Rep. Chris Smith (R-N.J.), the primary sponsor of the Stop Forced Organ Harvesting Act (H.R.1503), said the Chinese communist leader and his regime must “bear culpability for one of the most horrifying human rights atrocities of our time—trafficking in persons for the purpose of organ harvesting and butchering and murdering them in the process.”
“Forced organ harvesting is murder masquerading as medicine,” he told The Epoch Times. “Just think what thoughts would be going through your head if you were a young Uyghur or Falun Gong practitioner strapped to a gurney, wheeled to a sterile killing chamber of death. Of all the unconscionable atrocities committed by the CCP, this has to be the vilest.”
The Stop Forced Organ Harvesting Act has a broader scope to combat international organ trafficking. Its policy objectives include promoting voluntary organ donation systems with “effective enforcement mechanisms” in bilateral diplomatic talks and international health forums, as well as to punish responsible individuals, “including members of the Chinese Communist Party,” for the illicit act.
It would require U.S. authorities to assess, in each foreign country, “forced organ harvesting and trafficking in persons for purposes of the removal of organs,” a scenario that could involve coercion, abduction, deception, fraud, abuse of power or a position of vulnerability, and using money to buy consent, according to the bill.
On the House floor, Smith cited Sir Geoffrey Nice, who conducted the world’s first independent legal analysis on the abuse in China and found forced organ harvesting to have taken place “throughout China on a significant scale.”
“These crimes against humanity are unimaginably cruel and painful; between two to six internal organs per victim are extracted,” Smith said, noting that such victims could include Uyghurs under the ongoing genocide in northwestern China’s Xinjiang region and Falun Gong practitioners, “whose peaceful meditation and exercise practices and exceptional good health make their organs highly desirable.”
Multiple colleagues rose to support Smith’s bill on Monday afternoon.
“This is a billion dollar black market built on murder,” Rep. Brian Mast (R-Fla.), chairman of the House Foreign Affairs Committee, said. “It’s a direct assault on every principle of human dignity and decency.”
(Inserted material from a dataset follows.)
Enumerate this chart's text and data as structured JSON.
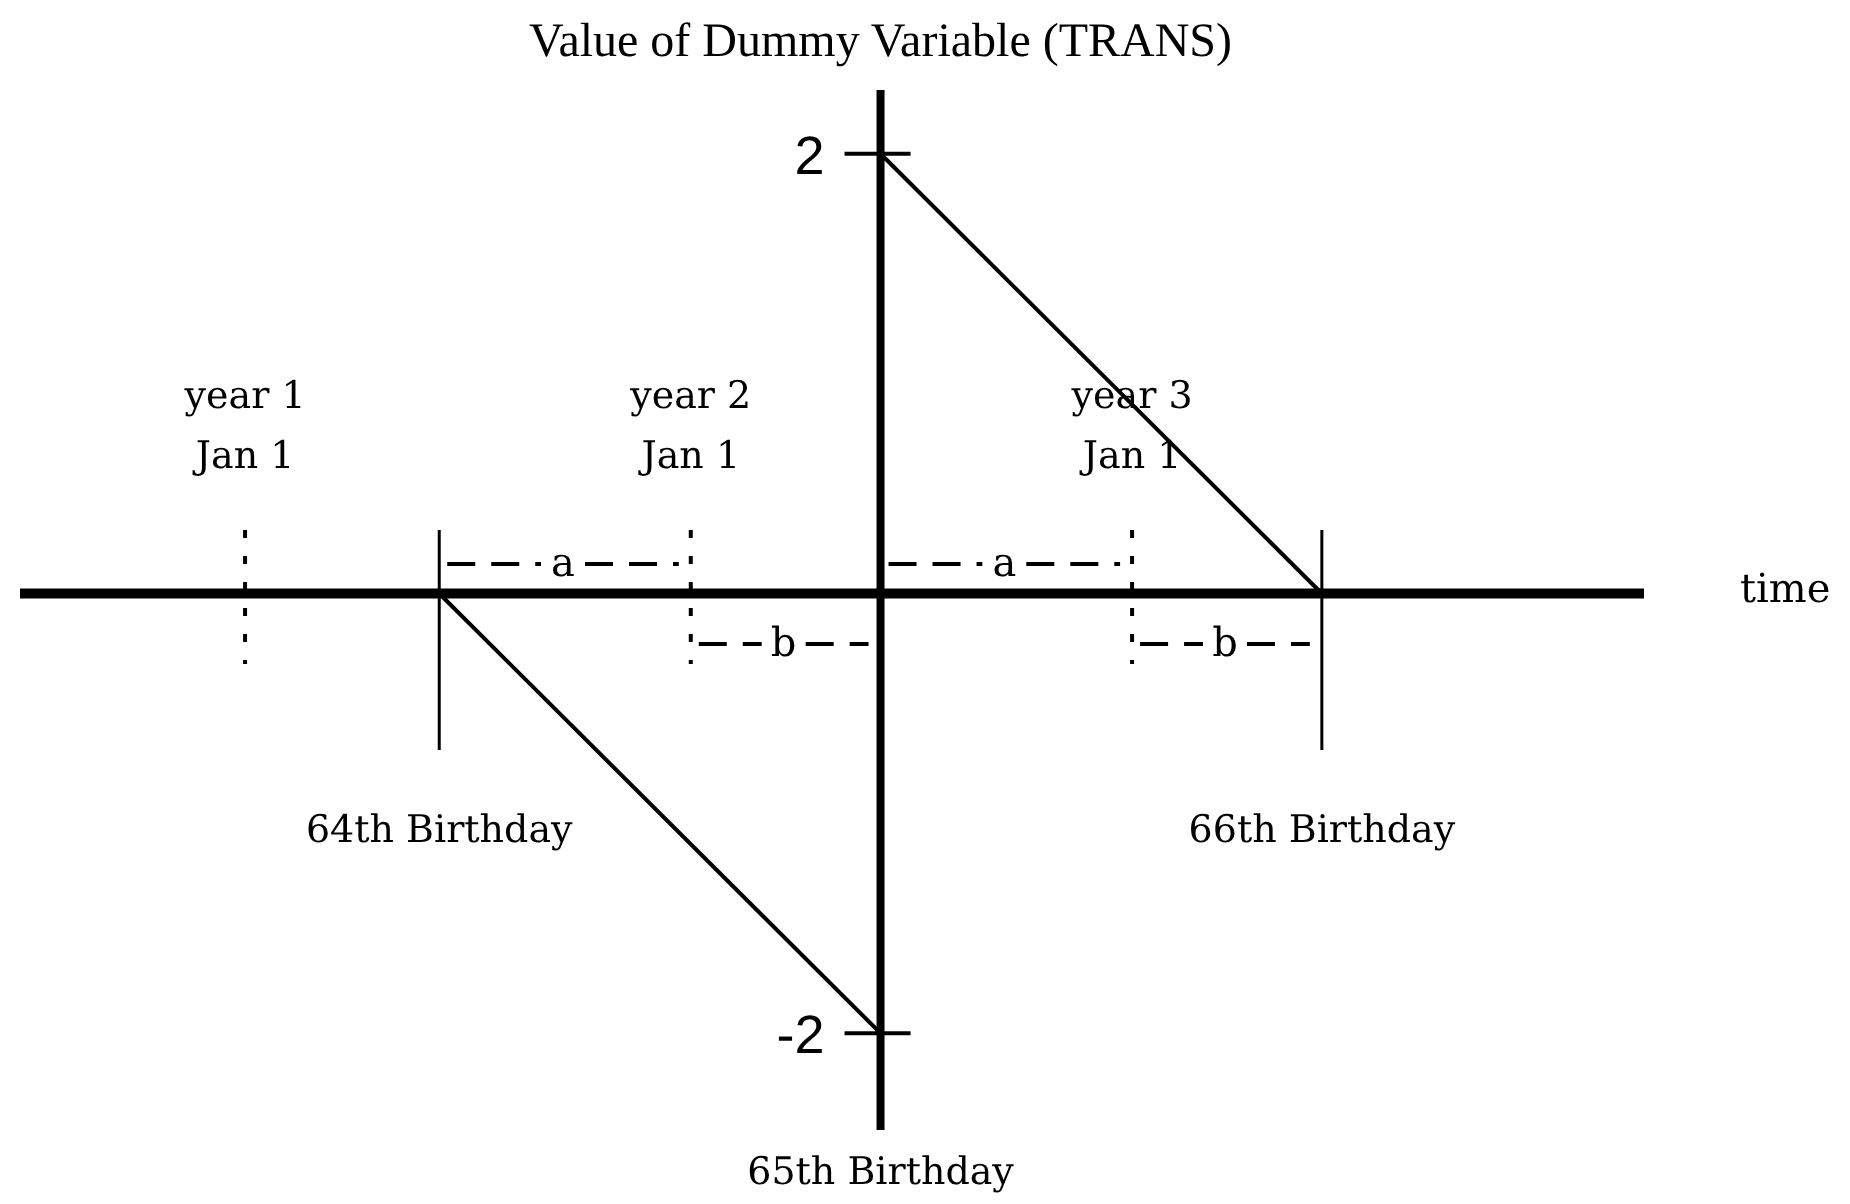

To the perpetrators in “this depraved industry,” he said, the bill sends a message: “We are coming after you.”
“A human body is not a currency. It’s not a commodity. It’s never for sale,” he later added.
“Forced organ harvesting is pure evil—if we don’t act, we will be considered complicit.”
Rep. Johnny Olszenwski (D-Md.) urged other lawmakers to join him in support of both bills.
“Shining a spotlight on these crimes and the people that perpetrate them, while advancing accountability, is essential,” he said in a speech.
He added that the reporting requirement in the Falun Gong Protection Act will help Congress understand “the scope of these terrible abuses” and address them more effectively.
While the two bills passed the House during the last Congress, the Senate didn’t take action.
Perry and Smith have been speaking out for years about forced organ harvesting, and both have found it vexing how long it has taken for the measures to get through both chambers.
“In this same period of time, it’s unknown to us how many people have been affected by this forced organ harvesting program by the Communist Party of China. We will probably never know that,” Perry said.
“This isn’t going to be the complete answer to it, but the United States has to speak loudly about this issue, and this is a step in that direction.”
It takes time to educate people about what’s happening, he said.
However, each time he brings up the bill, some more colleagues become aware of the issue.
“Your first reaction is horror, that this is actually happening. And then, your second reaction is, why isn’t somebody doing something about this? Like, how can this be? And so, it becomes your duty, I think, at some point,” he said.